My appologies for the lack of posts

Two reasons for this; first, I am deep into the IP networking curriculum and time is at a premium.  That being said, I am rather enjoying myself in school, which is always good.  Secondly, and related to the first part, I have not been spending too much time these days doing Broadcast Engineering work.  Thus, the subject matter and various topics have not been jumping out at me as they normally do.

My busy schedule not withstanding, there are some interesting things going on in the realm of Radio Engineering:

  1. On the LPFM front, the FCC has dismissed over 3,000 translator applications from the great translator invasion of 2003.  This is great news and now potential LPFM applicants can use the FCC LPFM search tool to get a good idea of what is available in their neck of the woods.  Other search tools include Recnet and Prometheus Radio project.  Filing window is October 15, 2013, apply now or forever hold  your peace.
  2. Chris Imlay has some good ideas on AM revitalization. His suggestion is to have the FCC enforce and strengthen its existing rules regarding electrical interference.
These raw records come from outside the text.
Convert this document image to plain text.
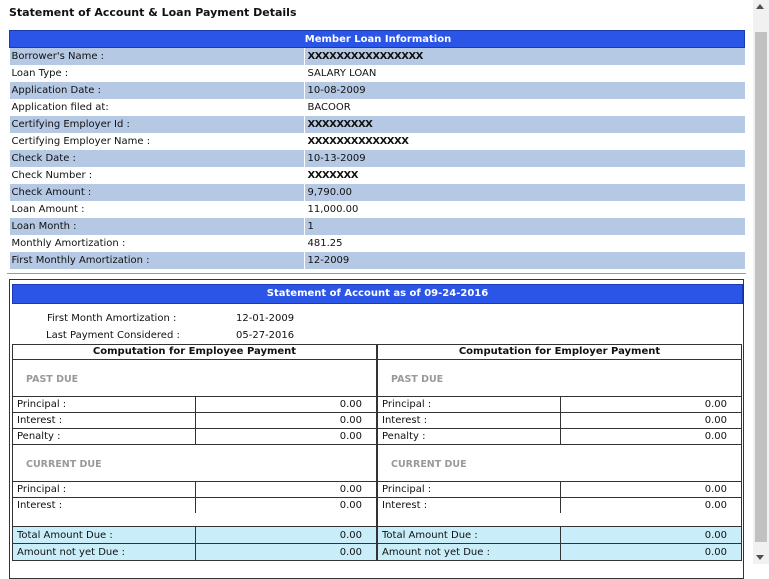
Statement of Account & Loan Payment Details
Member Loan Information	
Borrower's Name :	XXXXXXXXXXXXXXXX
Loan Type :	SALARY LOAN
Application Date :	10-08-2009
Application filed at:	BACOOR
Certifying Employer Id :	XXXXXXXXX
Certifying Employer Name :	XXXXXXXXXXXXXX
Check Date :	10-13-2009
Check Number :	XXXXXXX
Check Amount :	9,790.00
Loan Amount :	11,000.00
Loan Month :	1
Monthly Amortization :	481.25
First Monthly Amortization :	12-2009
Statement of Account as of 09-24-2016
First Month Amortization :	12-01-2009
Last Payment Considered :	05-27-2016
Computation for Employee Payment
PAST DUE
Principal :	0.00
Interest :	0.00
Penalty :	0.00
CURRENT DUE
Principal :	0.00
Interest :	0.00
Computation for Employer Payment
PAST DUE
Principal :	0.00
Interest :	0.00
Penalty :	0.00
CURRENT DUE
Principal :	0.00
Interest :	0.00
Total Amount Due :	0.00
Amount not yet Due :	0.00
Total Amount Due :	0.00
Amount not yet Due :	0.00
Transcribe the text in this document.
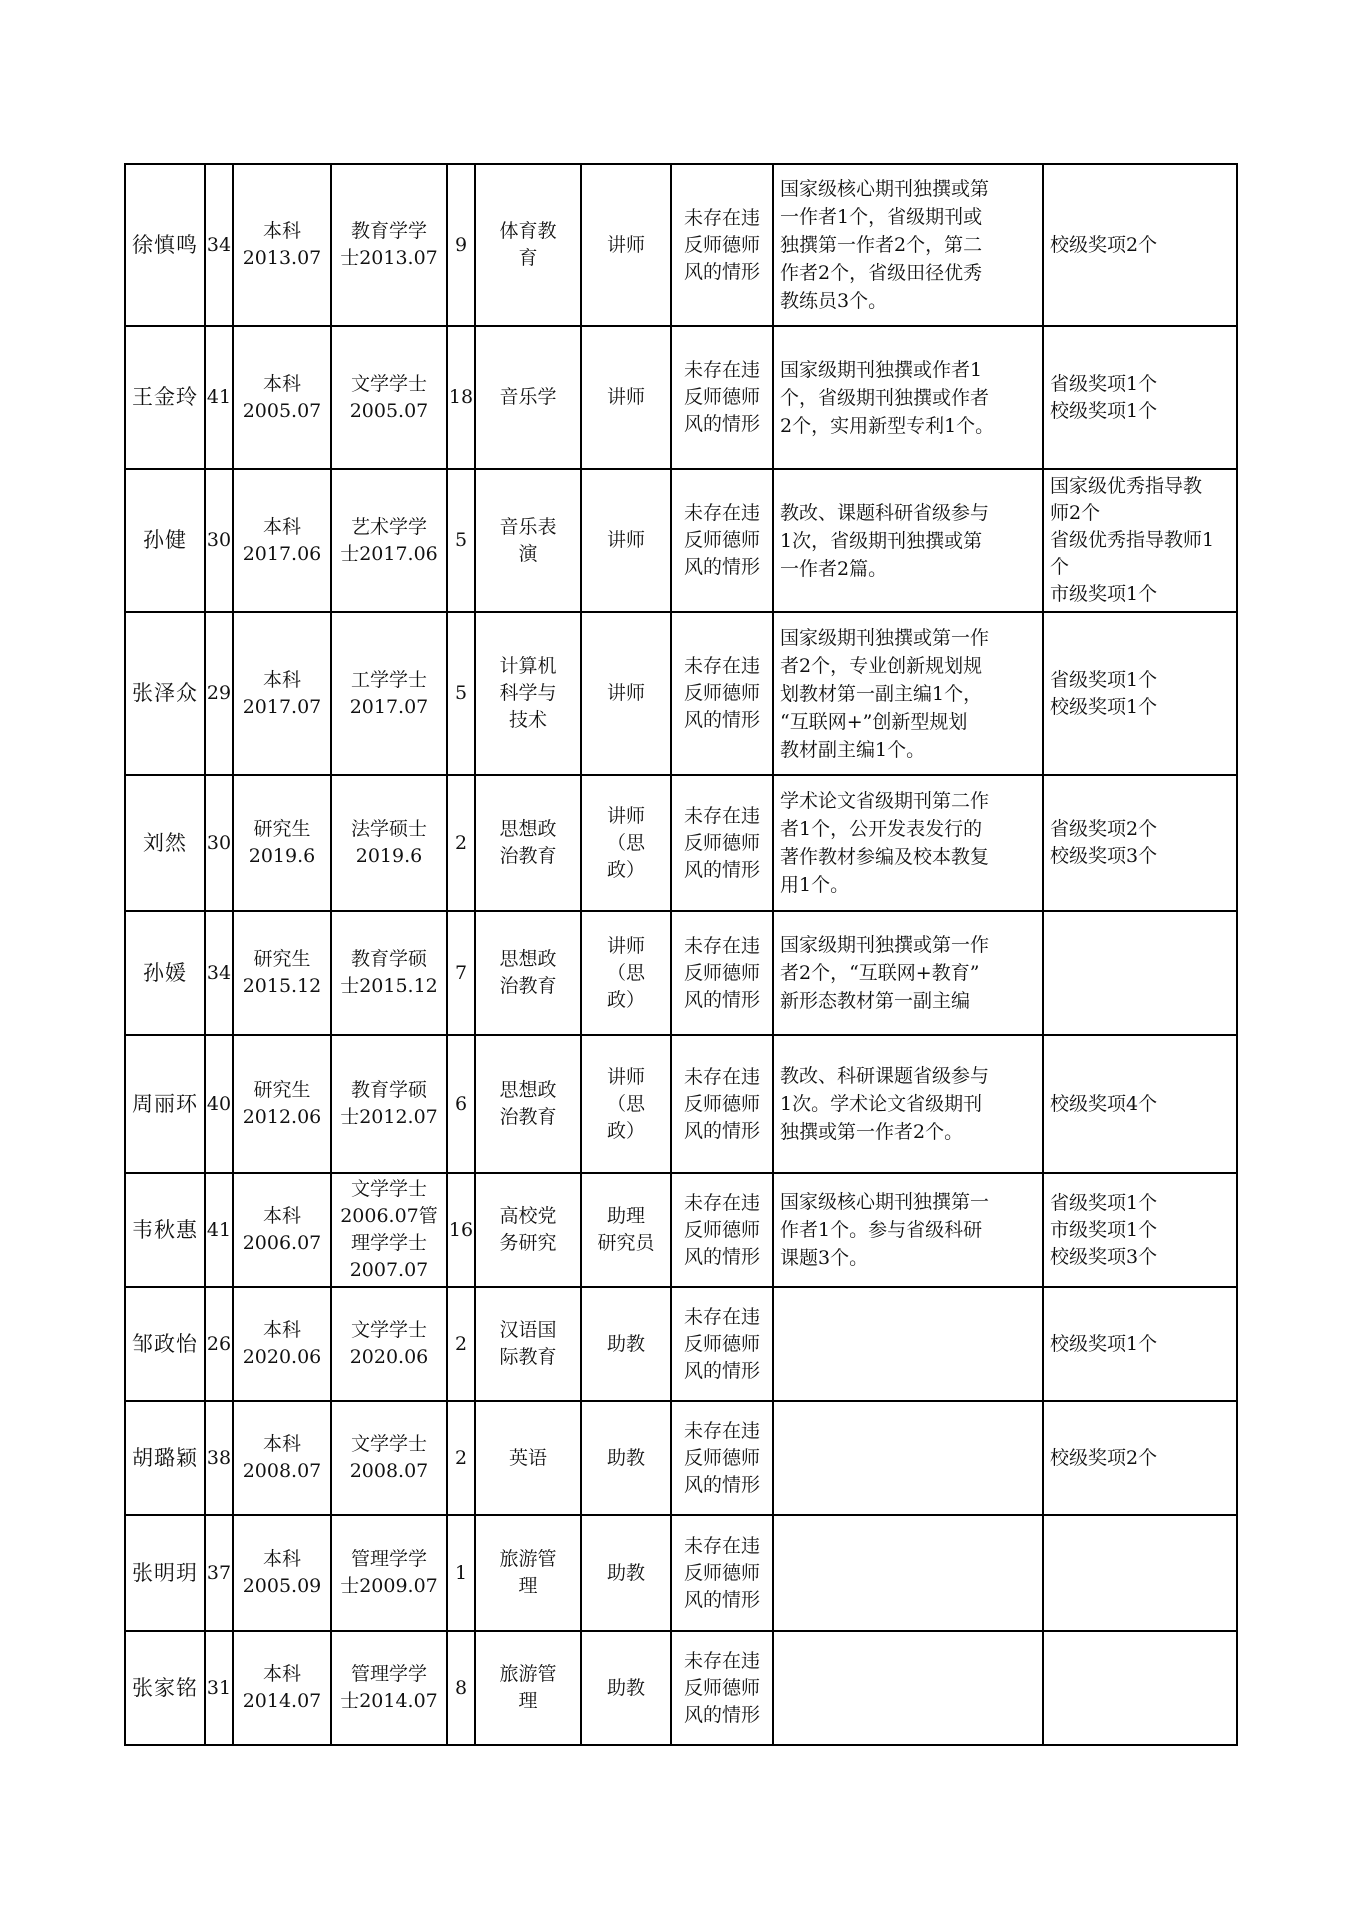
徐慎鸣	34	本科
2013.07	教育学学
士2013.07	9	体育教
育	讲师	未存在违
反师德师
风的情形	国家级核心期刊独撰或第
一作者1个，省级期刊或
独撰第一作者2个，第二
作者2个，省级田径优秀
教练员3个。	校级奖项2个

王金玲	41	本科
2005.07	文学学士
2005.07	18	音乐学	讲师	未存在违
反师德师
风的情形	国家级期刊独撰或作者1
个，省级期刊独撰或作者
2个，实用新型专利1个。	省级奖项1个
校级奖项1个

孙健	30	本科
2017.06	艺术学学
士2017.06	5	音乐表
演	讲师	未存在违
反师德师
风的情形	教改、课题科研省级参与
1次，省级期刊独撰或第
一作者2篇。	国家级优秀指导教
师2个
省级优秀指导教师1
个
市级奖项1个

张泽众	29	本科
2017.07	工学学士
2017.07	5	计算机
科学与
技术	讲师	未存在违
反师德师
风的情形	国家级期刊独撰或第一作
者2个，专业创新规划规
划教材第一副主编1个，
“互联网+”创新型规划
教材副主编1个。	省级奖项1个
校级奖项1个

刘然	30	研究生
2019.6	法学硕士
2019.6	2	思想政
治教育	讲师
（思
政）	未存在违
反师德师
风的情形	学术论文省级期刊第二作
者1个，公开发表发行的
著作教材参编及校本教复
用1个。	省级奖项2个
校级奖项3个

孙媛	34	研究生
2015.12	教育学硕
士2015.12	7	思想政
治教育	讲师
（思
政）	未存在违
反师德师
风的情形	国家级期刊独撰或第一作
者2个，“互联网+教育”
新形态教材第一副主编	

周丽环	40	研究生
2012.06	教育学硕
士2012.07	6	思想政
治教育	讲师
（思
政）	未存在违
反师德师
风的情形	教改、科研课题省级参与
1次。学术论文省级期刊
独撰或第一作者2个。	校级奖项4个

韦秋惠	41	本科
2006.07	文学学士
2006.07管
理学学士
2007.07	16	高校党
务研究	助理
研究员	未存在违
反师德师
风的情形	国家级核心期刊独撰第一
作者1个。参与省级科研
课题3个。	省级奖项1个
市级奖项1个
校级奖项3个

邹政怡	26	本科
2020.06	文学学士
2020.06	2	汉语国
际教育	助教	未存在违
反师德师
风的情形		校级奖项1个

胡璐颖	38	本科
2008.07	文学学士
2008.07	2	英语	助教	未存在违
反师德师
风的情形		校级奖项2个

张明玥	37	本科
2005.09	管理学学
士2009.07	1	旅游管
理	助教	未存在违
反师德师
风的情形		

张家铭	31	本科
2014.07	管理学学
士2014.07	8	旅游管
理	助教	未存在违
反师德师
风的情形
I notice two letters are missing from his list, those would be “h” and “d.” While the ideas are technically sound, it seems unlikely that the FCC can or would be able to enforce stricter Part 18 rules.
  3. Lots of EAS shenanigans going on with zombie alerts and hijacked EAS systems.  Really people, default passwords?  Secure your equipment and networks or pay the price for complacency.  Nearly all new equipment has some sort of web interface, which can be a great time saver.  They can also be easily exploited if left vulnerable.  Fortunately, this was not as bad as it could have been.
  4. Something happened in NYC that hasn’t happened in quite a while.  Country music filled the air on a station that is generally receivable in the five boroughs.  This may not seem like big news to the rest of the country, but in market number one, it is big news.  Further, Cumulus has registered “NashFMxxxx.com” for every FM dial position.  National country channel in the works?  I’d bet yes.  A look at recent trends shows that Cumulus is standardizing formats on many of its AM and FM stations, making them, effectively, part of a nation network of over the air repeaters.
  5. Clear Channel has put more effort into iHeartradio, for seemly many of the same reasons as Cumulus’s standardized formats.
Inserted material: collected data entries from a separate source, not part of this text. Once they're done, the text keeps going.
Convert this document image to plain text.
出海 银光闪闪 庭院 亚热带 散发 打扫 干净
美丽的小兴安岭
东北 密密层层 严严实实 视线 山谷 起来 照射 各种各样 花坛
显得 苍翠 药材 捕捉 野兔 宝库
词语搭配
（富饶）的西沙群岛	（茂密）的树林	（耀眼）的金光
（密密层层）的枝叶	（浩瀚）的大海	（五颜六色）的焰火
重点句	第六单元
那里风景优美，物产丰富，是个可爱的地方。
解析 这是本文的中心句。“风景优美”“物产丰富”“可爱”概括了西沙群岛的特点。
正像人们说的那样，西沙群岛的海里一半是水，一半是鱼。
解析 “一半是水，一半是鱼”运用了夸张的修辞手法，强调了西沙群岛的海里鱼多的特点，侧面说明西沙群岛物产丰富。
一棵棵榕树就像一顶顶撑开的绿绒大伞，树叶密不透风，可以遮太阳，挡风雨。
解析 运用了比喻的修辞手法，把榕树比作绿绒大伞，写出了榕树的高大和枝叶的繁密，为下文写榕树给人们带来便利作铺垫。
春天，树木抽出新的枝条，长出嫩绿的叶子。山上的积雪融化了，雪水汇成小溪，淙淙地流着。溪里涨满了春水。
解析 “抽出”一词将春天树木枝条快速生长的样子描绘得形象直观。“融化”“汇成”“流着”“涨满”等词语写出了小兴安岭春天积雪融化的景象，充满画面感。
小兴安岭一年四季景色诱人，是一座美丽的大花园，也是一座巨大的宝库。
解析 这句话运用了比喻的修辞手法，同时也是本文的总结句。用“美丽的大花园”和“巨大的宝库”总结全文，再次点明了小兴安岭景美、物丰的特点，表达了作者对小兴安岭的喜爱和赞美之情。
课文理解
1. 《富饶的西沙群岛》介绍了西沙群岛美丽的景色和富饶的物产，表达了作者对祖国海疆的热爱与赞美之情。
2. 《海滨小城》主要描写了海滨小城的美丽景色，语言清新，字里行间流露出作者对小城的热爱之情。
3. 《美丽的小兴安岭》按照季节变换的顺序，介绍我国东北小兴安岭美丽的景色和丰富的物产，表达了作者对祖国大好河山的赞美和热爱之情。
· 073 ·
Where is this all going?  There are several trends evident including; AM will eventually be declared DOA and switched off, transition to national based music formats, an emphasis on IP (internet) based delivery systems, an eventual phase out of local programming, smaller staffs concentrated on local sales and little else.

The single bright spot could be LPFM.  Only time will tell if this new crop of LPFM licensees will keep the faith and tradition of local radio.  If one looks at the natural course of evolution, under times of extreme stress, species tend to get physically smaller in response.  The larger species cannot sustain themselves with the necessary energy intake and die off.  See also: Dinosaurs.  I certainly would call this prolonged, nearly dead economy stressful on the broadcasting business.  Perhaps, when all is said and done, it will be the small, volunteer LPFM still on the air and serving the community.

3 thoughts on “My appologies for the lack of posts”

  1. Paul,…on Item number 1 where you say that the FCC has dismissed over 3,000 translator applications,I take that to mean that any larger station that has filed an application has been turned down,…am I correct in my assumption? And that also opens the door to LPFM stations applying for LPFM licenses? Can you explain a little further what that could mean for the smaller volunteer ran LPFM station? Thank You!

  2. @Dewey, not necessarily. In 2003, the FCC received more than 13,000 applications for new translator licenses in response to a filing window. Many of these were filed by speculators, hoping to get a license, then turn around and sell it for a quick buck. The price for a translator varies depending on market size, however, most fetch between $10-35K once they are built. There have been a few that have sold for over a million, just to give you an idea.

    The FCC sat on the problem until recently, when they needed to take action and make some room for LPFM stations required by the local community radio act. Thus, they have come up with a compromise and dismissed many of the still pending applications.

    If you want to apply for an LPFM license, you need to be a non-profit organization, school, or government entity. Community organizations interested in this should check into Prometheus Radio Project, which has the most complete information that I can find. There are others as well.